Tsamardinos I, Brown LE, Aliferis CF (2006). "The Max-Min Hill-Climbing Bayesian Network Structure Learning Algorithm". Machine Learning, 65(1):31--78.
Restricted Maximization (rsmax2
): a general
implementation of the Sparse Candidate algorithms, which can use any
combination of constraint-based and score-based algorithms.
Friedman N, Nachman I, Pe'er D (1999). "Learning Bayesian Network Structure from Massive Datasets: the Sparse Candidate Algorithm." Proceedings of the Fifteenth Conference on Uncertainty in Artificial Intelligence (UAI), 206--215.
Hybrid HPC (h2pc
): a hybrid algorithm combining
HPC and hill-climbing.
Gasse M, Aussem A, Elghazel H (2014). "A Hybrid Algorithm for Bayesian Network Structure Learning with Application to Multi-Label Learning". Expert Systems with Applications, 41(15):6755--6772.
These algorithms learn the structure of the undirected graph underlying the Bayesian network, which is known as the skeleton of the network. Therefore by default all arcs are undirected, and no attempt is made to detect their orientation. They are often used in hybrid learning algorithms.

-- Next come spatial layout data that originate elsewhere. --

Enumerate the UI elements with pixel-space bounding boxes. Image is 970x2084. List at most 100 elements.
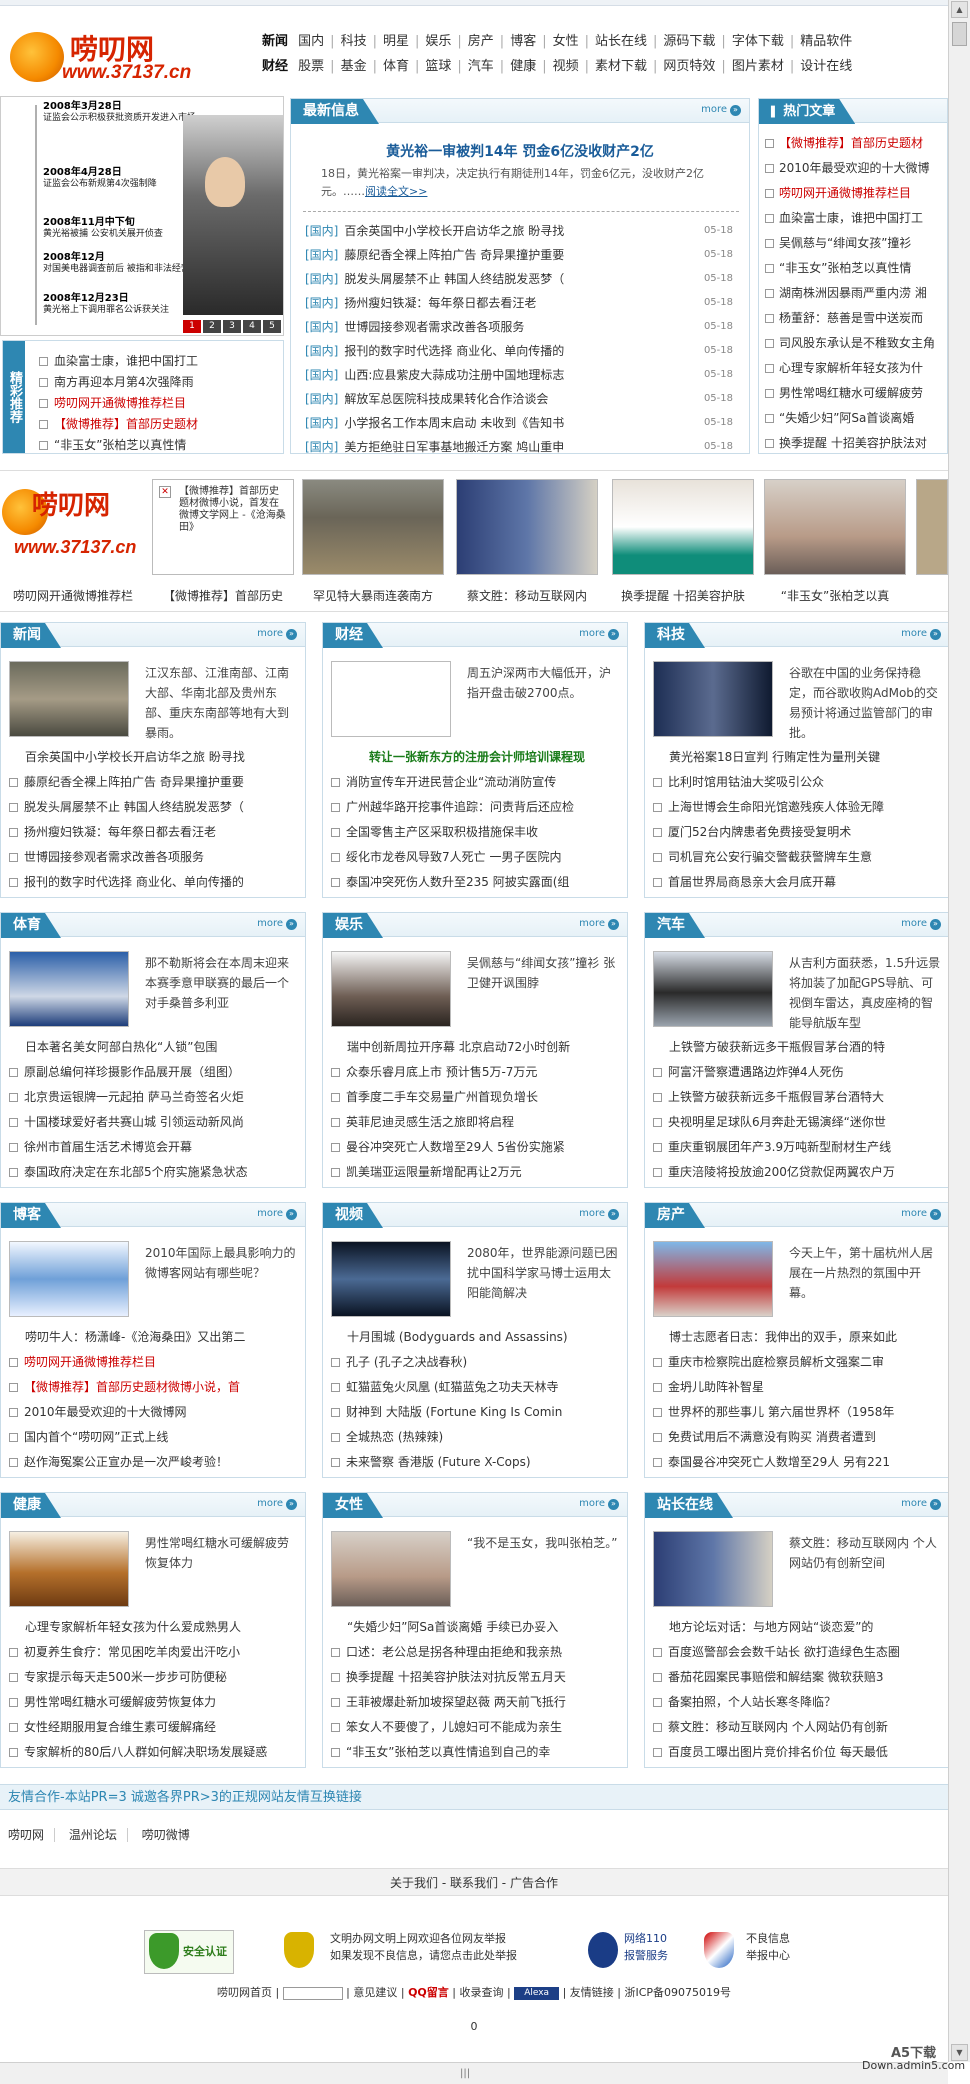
category-item[interactable]: 赵作海冤案公正宣办是一次严峻考验！ [9, 1450, 301, 1475]
police-110-badge[interactable]: 网络110 报警服务 [584, 1930, 684, 1974]
category-item[interactable]: 财神到 大陆版 (Fortune King Is Comin [331, 1400, 623, 1425]
news-item[interactable]: [国内] 解放军总医院科技成果转化合作洽谈会 05-18 [305, 387, 745, 411]
photo-speaker[interactable] [456, 479, 598, 575]
category-item[interactable]: 蔡文胜：移动互联网内 个人网站仍有创新 [653, 1715, 945, 1740]
hot-item[interactable]: 血染富士康，谁把中国打工 [765, 206, 949, 231]
news-item[interactable]: [国内] 小学报名工作本周末启动 未收到《告知书 05-18 [305, 411, 745, 435]
nav-link[interactable]: 女性 [553, 34, 579, 49]
hot-item[interactable]: 【微博推荐】首部历史题材 [765, 131, 949, 156]
nav-group-news[interactable]: 新闻 [262, 34, 288, 49]
category-item[interactable]: 专家提示每天走500米一步步可防便秘 [9, 1665, 301, 1690]
category-item[interactable]: 泰国政府决定在东北部5个府实施紧急状态 [9, 1160, 301, 1185]
read-more-link[interactable]: 阅读全文>> [365, 185, 427, 198]
category-item[interactable]: 原副总编何祥珍摄影作品展开展（组图） [9, 1060, 301, 1085]
category-item[interactable]: 报刊的数字时代选择 商业化、单向传播的 [9, 870, 301, 895]
news-item[interactable]: [国内] 脱发头屑屡禁不止 韩国人终结脱发恶梦（ 05-18 [305, 267, 745, 291]
category-item[interactable]: 孔子 (孔子之决战春秋) [331, 1350, 623, 1375]
nav-link[interactable]: 明星 [383, 34, 409, 49]
category-thumbnail[interactable] [9, 1531, 129, 1607]
report-center-badge[interactable]: 不良信息 举报中心 [700, 1930, 810, 1974]
category-thumbnail[interactable] [653, 661, 773, 737]
category-item[interactable]: 唠叨牛人：杨潇峰-《沧海桑田》又出第二 [9, 1325, 301, 1350]
news-item[interactable]: [国内] 藤原纪香全裸上阵拍广告 奇异果撞护重要 05-18 [305, 243, 745, 267]
category-item[interactable]: 口述：老公总是拐各种理由拒绝和我亲热 [331, 1640, 623, 1665]
photo-caption[interactable]: “非玉女”张柏芝以真 [764, 587, 906, 604]
slide-page-button[interactable]: 4 [243, 320, 261, 333]
category-item[interactable]: 心理专家解析年轻女孩为什么爱成熟男人 [9, 1615, 301, 1640]
category-item[interactable]: 脱发头屑屡禁不止 韩国人终结脱发恶梦（ [9, 795, 301, 820]
timeline-slideshow[interactable]: 2008年3月28日 证监会公示积极获批资质开发进入市场 2008年4月28日 证监… [0, 96, 284, 336]
category-item[interactable]: 央视明星足球队6月奔赴无锡演绎“迷你世 [653, 1110, 945, 1135]
news-title[interactable]: 美方拒绝驻日军事基地搬迁方案 鸠山重申 [344, 440, 564, 454]
more-link[interactable]: more [901, 628, 941, 640]
category-summary[interactable]: 那不勒斯将会在本周末迎来本赛季意甲联赛的最后一个对手桑普多利亚 [145, 953, 297, 1013]
news-title[interactable]: 百余英国中小学校长开启访华之旅 盼寻找 [344, 224, 564, 238]
category-item[interactable]: 重庆涪陵将投放逾200亿贷款促两翼农户万 [653, 1160, 945, 1185]
category-item[interactable]: 王菲被爆赴新加坡探望赵薇 两天前飞抵行 [331, 1690, 623, 1715]
category-title[interactable]: 视频 [323, 1203, 383, 1228]
category-item[interactable]: “失婚少妇”阿Sa首谈离婚 手续已办妥入 [331, 1615, 623, 1640]
news-item[interactable]: [国内] 扬州瘦妇铁凝：每年祭日都去看汪老 05-18 [305, 291, 745, 315]
category-title[interactable]: 财经 [323, 623, 383, 648]
nav-link[interactable]: 精品软件 [800, 34, 852, 49]
news-title[interactable]: 扬州瘦妇铁凝：每年祭日都去看汪老 [344, 296, 536, 310]
featured-item[interactable]: 【微博推荐】首部历史题材 [39, 414, 198, 435]
hot-item[interactable]: 男性常喝红糖水可缓解疲劳 [765, 381, 949, 406]
category-item[interactable]: 上铁警方破获新远多千瓶假冒茅台酒特大 [653, 1085, 945, 1110]
photo-caption[interactable]: 罕见特大暴雨连袭南方 [302, 587, 444, 604]
featured-item[interactable]: 南方再迎本月第4次强降雨 [39, 372, 198, 393]
footer-input[interactable] [282, 1986, 343, 2000]
category-item[interactable]: 转让一张新东方的注册会计师培训课程现 [331, 745, 623, 770]
featured-item[interactable]: 血染富士康，谁把中国打工 [39, 351, 198, 372]
category-item[interactable]: 首届世界局商恳亲大会月底开幕 [653, 870, 945, 895]
featured-item[interactable]: “非玉女”张柏芝以真性情 [39, 435, 198, 456]
category-item[interactable]: 百余英国中小学校长开启访华之旅 盼寻找 [9, 745, 301, 770]
photo-woman[interactable] [612, 479, 754, 575]
nav-link[interactable]: 素材下载 [595, 59, 647, 74]
nav-link[interactable]: 房产 [468, 34, 494, 49]
nav-link[interactable]: 视频 [553, 59, 579, 74]
news-title[interactable]: 解放军总医院科技成果转化合作洽谈会 [344, 392, 548, 406]
nav-link[interactable]: 体育 [383, 59, 409, 74]
category-item[interactable]: 重庆市检察院出庭检察员解析文强案二审 [653, 1350, 945, 1375]
news-item[interactable]: [国内] 世博园接参观者需求改善各项服务 05-18 [305, 315, 745, 339]
footer-link-alexa[interactable]: Alexa [514, 1986, 560, 2000]
hot-item[interactable]: 吴佩慈与“绯闻女孩”撞衫 [765, 231, 949, 256]
news-category[interactable]: [国内] [305, 296, 338, 310]
nav-link[interactable]: 股票 [298, 59, 324, 74]
category-item[interactable]: 地方论坛对话：与地方网站“谈恋爱”的 [653, 1615, 945, 1640]
category-item[interactable]: 上海世博会生命阳光馆邀残疾人体验无障 [653, 795, 945, 820]
more-link[interactable]: more [257, 918, 297, 930]
category-title[interactable]: 健康 [1, 1493, 61, 1518]
category-thumbnail[interactable] [9, 951, 129, 1027]
news-category[interactable]: [国内] [305, 248, 338, 262]
category-item[interactable]: 金坍儿助阵补智星 [653, 1375, 945, 1400]
horizontal-scrollbar[interactable]: ||| [0, 2062, 948, 2084]
footer-link-friends[interactable]: 友情链接 [570, 1986, 614, 1999]
photo-caption[interactable]: 蔡文胜：移动互联网内 [456, 587, 598, 604]
hot-item[interactable]: 司风股东承认是不稚致女主角 [765, 331, 949, 356]
category-item[interactable]: 免费试用后不满意没有购买 消费者遭到 [653, 1425, 945, 1450]
category-item[interactable]: 专家解析的80后八人群如何解决职场发展疑惑 [9, 1740, 301, 1765]
nav-link[interactable]: 源码下载 [663, 34, 715, 49]
security-badge[interactable]: 安全认证 [144, 1930, 234, 1974]
footer-link-qq[interactable]: QQ留言 [408, 1986, 449, 1999]
news-category[interactable]: [国内] [305, 368, 338, 382]
category-item[interactable]: 扬州瘦妇铁凝：每年祭日都去看汪老 [9, 820, 301, 845]
category-summary[interactable]: 从吉利方面获悉，1.5升远景将加装了加配GPS导航、可视倒车雷达，真皮座椅的智能… [789, 953, 941, 1033]
nav-link[interactable]: 篮球 [425, 59, 451, 74]
slide-page-button[interactable]: 1 [183, 320, 201, 333]
category-thumbnail[interactable] [331, 1531, 451, 1607]
category-thumbnail[interactable] [331, 1241, 451, 1317]
broken-image-thumb[interactable]: ✕ 【微博推荐】首部历史题材微博小说，首发在微博文学网上 -《沧海桑田》 [152, 479, 294, 575]
category-item[interactable]: 首季度二手车交易量广州首现负增长 [331, 1085, 623, 1110]
news-item[interactable]: [国内] 报刊的数字时代选择 商业化、单向传播的 05-18 [305, 339, 745, 363]
category-item[interactable]: 男性常喝红糖水可缓解疲劳恢复体力 [9, 1690, 301, 1715]
category-item[interactable]: 女性经期服用复合维生素可缓解痛经 [9, 1715, 301, 1740]
category-item[interactable]: 2010年最受欢迎的十大微博网 [9, 1400, 301, 1425]
category-item[interactable]: 全城热恋 (热辣辣) [331, 1425, 623, 1450]
category-summary[interactable]: 今天上午，第十届杭州人居展在一片热烈的氛围中开幕。 [789, 1243, 941, 1303]
photo-cut[interactable] [916, 479, 948, 575]
news-category[interactable]: [国内] [305, 416, 338, 430]
hot-item[interactable]: 换季提醒 十招美容护肤法对 [765, 431, 949, 456]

Max-Min Parents and Children (mmpc
): a forward
selection technique for neighbourhood detection based on the maximization
of the minimum association measure observed with any subset of the nodes
selected in the previous iterations.
Tsamardinos I, Aliferis CF, Statnikov A (2003). "Time and Sample Efficient Discovery of Markov Blankets and Direct Causal Relations". Proceedings of the Ninth ACM SIGKDD International Conference on Knowledge Discovery and Data Mining, 673--678.
Hiton Parents and Children (si.hiton.pc
): a fast
forward selection technique for neighbourhood detection designed to
exclude nodes early based on the marginal association. The implementation
follows the Semi-Interleaved variant of the algorithm.
Aliferis FC, Statnikov A, Tsamardinos I, Subramani M, Koutsoukos XD (2010). "Local Causal and Markov Blanket Induction for Causal Discovery and Feature Selection for Classification Part I: Algorithms and Empirical Evaluation". Journal of Machine Learning Research, 11:171--234.
Hybrid Parents and Children (hpc
): an algorithm
building on iamb.fdr
to learn the parents and children of each node
like mmpc
and si.hiton.pc
. The reference publication is the
same as that for Hybrid HPC.
These algorithms learn approximate network structures using only pairwise mutual information.
Chow-Liu (chow.liu
): an application of the
minimum-weight spanning tree and the information inequality. It learns
the tree structure closest to the true one in the probability space.
Chow CK, Liu CN (1968). "Approximating Discrete Probability Distributions with Dependence Trees", IEEE Transactions on Information Theory, IT-14 3:462--467.
ARACNE (aracne
): an improved version of the
Chow-Liu algorithm that is able to learn polytrees.
Margolin AA, Nemenman I, Basso K, Wiggins C, Stolovitzky G, Dalla Favera R, Califano A (2006). "ARACNE: An Algorithm for the Reconstruction of Gene Regulatory Networks in a Mammalian Cellular Context". BMC Bioinformatics, 7(Suppl 1):S7.
All these algorithms have two implementations (vanilla and parallel) like other constraint-based algorithms.